Cosa avremmo fatto senza questa opportunità? Come avremmo sopperito senza la rete ad un periodo di chiusura così lungo e del quale non vediamo ancora la fine?
Ma intanto a scuola ancora non si torna, costringendoci a compiere ulteriori passi: le attività proposte in modo autonomo e indisciplinato vanno organizzate, definite e chiarite. Quanti sono gli studenti raggiunti? Con che modalità? C’è uniformità di proposte? E come valutiamo? Questi tutti i dubbi e i quesiti che, un passo alla volta ci troviamo ad affrontare ed emerge, con nuova insistenza, il problema maggiore di tutti i docenti: la valutazione. Anche in questa situazione, dove valutare è un’incognita perché dall’altra parte dello schermo ci potrebbe essere chiunque, la valutazione tenta di riprendersi il podio tra le attività del docente.
Anche nell’emergenza, quando l’accento dovrebbe essere posto sull’essenziale e cioè sul dare degli strumenti di apprendimento, la valutazione arrovella e strugge (tutto sommato comprensibilmente) le menti dei poveri docenti.

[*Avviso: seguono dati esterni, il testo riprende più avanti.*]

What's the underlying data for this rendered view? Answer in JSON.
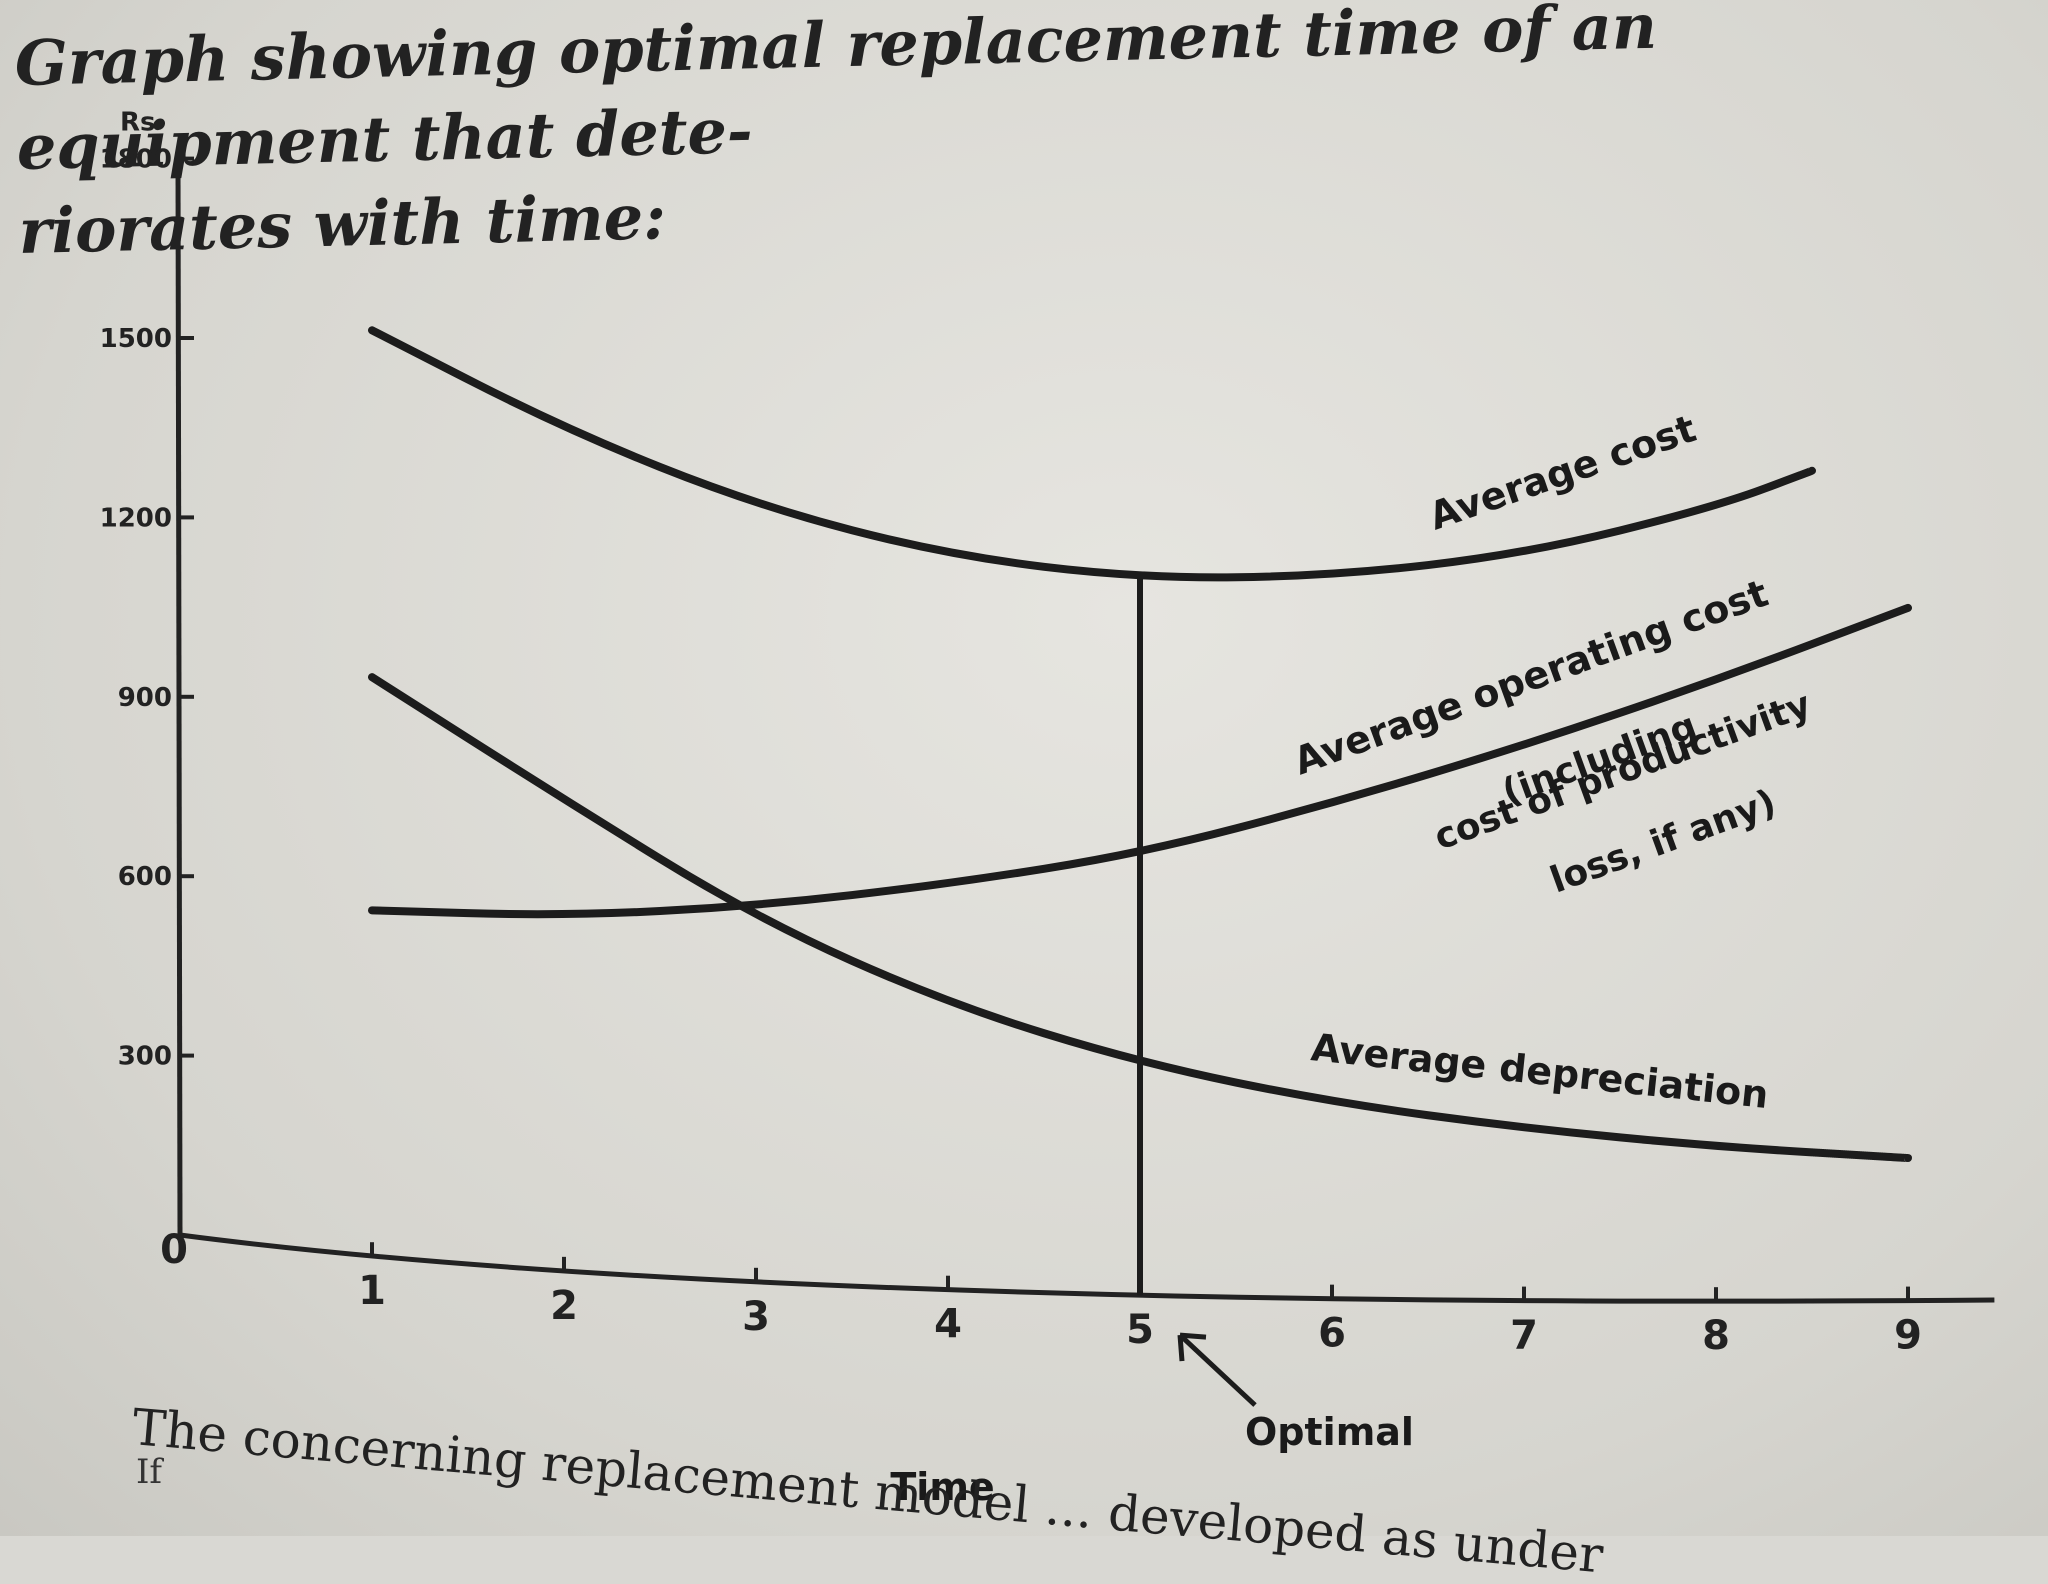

È certamente importante dare valore a quanto i ragazzi producono e fanno, dare un feed-back, sollecitare, spronare, ma in questi frangenti una valutazione non può essere che positiva, perché se in classe a volte i ragazzi dormono, ma ci sono, on line basta un click e non ci sono più. Qual è dunque il fine di averli connessi con il mondo della scuola? Il voto? La burocrazia uccide l’umanità ed è in situazioni come queste che c’è bisogno di far sentire la vicinanza, più che usare una didattica a distanza, come ha ben detto la dott.ssa Giovanna Boda del MIUR.

In questi giorni molti hanno capito che forse non è la mail il canale comunicativo da preferire, che ci sono strumenti ed un mondo enorme a disposizione e soprattutto che c’è bisogno di formazione perché dal digitale non si torna indietro, perché la abilità e le competenze da coltivare sono altre e sono ormai evidenti, perché la didattica deve fare i conti con ambienti che, anche se non sono i nostri, questi ormai sono.
Se entrando in classe finora molti cellulari andavano depositati in un cassetto, forse ora andranno rivisti come risorsa e strumento e magari, non considerandoli più banditi, ma mezzo di studio, gli studenti li sostituiranno con qualche libro letto di nascosto, sotto il banco, come facevamo noi con le poesie decadenti.

Auspico pertanto che questa terribile esperienza, che stavolta è toccata a noi, non passi invano, ma ci arricchisca di esperienze preziose e upgrades notevoli.
Un ultimo pensiero vorrei mandarlo a noi dirigenti, che in questa situazione siamo stati in prima linea districandoci tra i non detti dei proclami e le interpretazioni dei DPCM susseguenti: se da un lato abbiamo sperimentato uguali forme di comunicazione a distanza, ci siamo sentiti molto più uniti, ma ancora una volta, purtroppo, sempre più soli.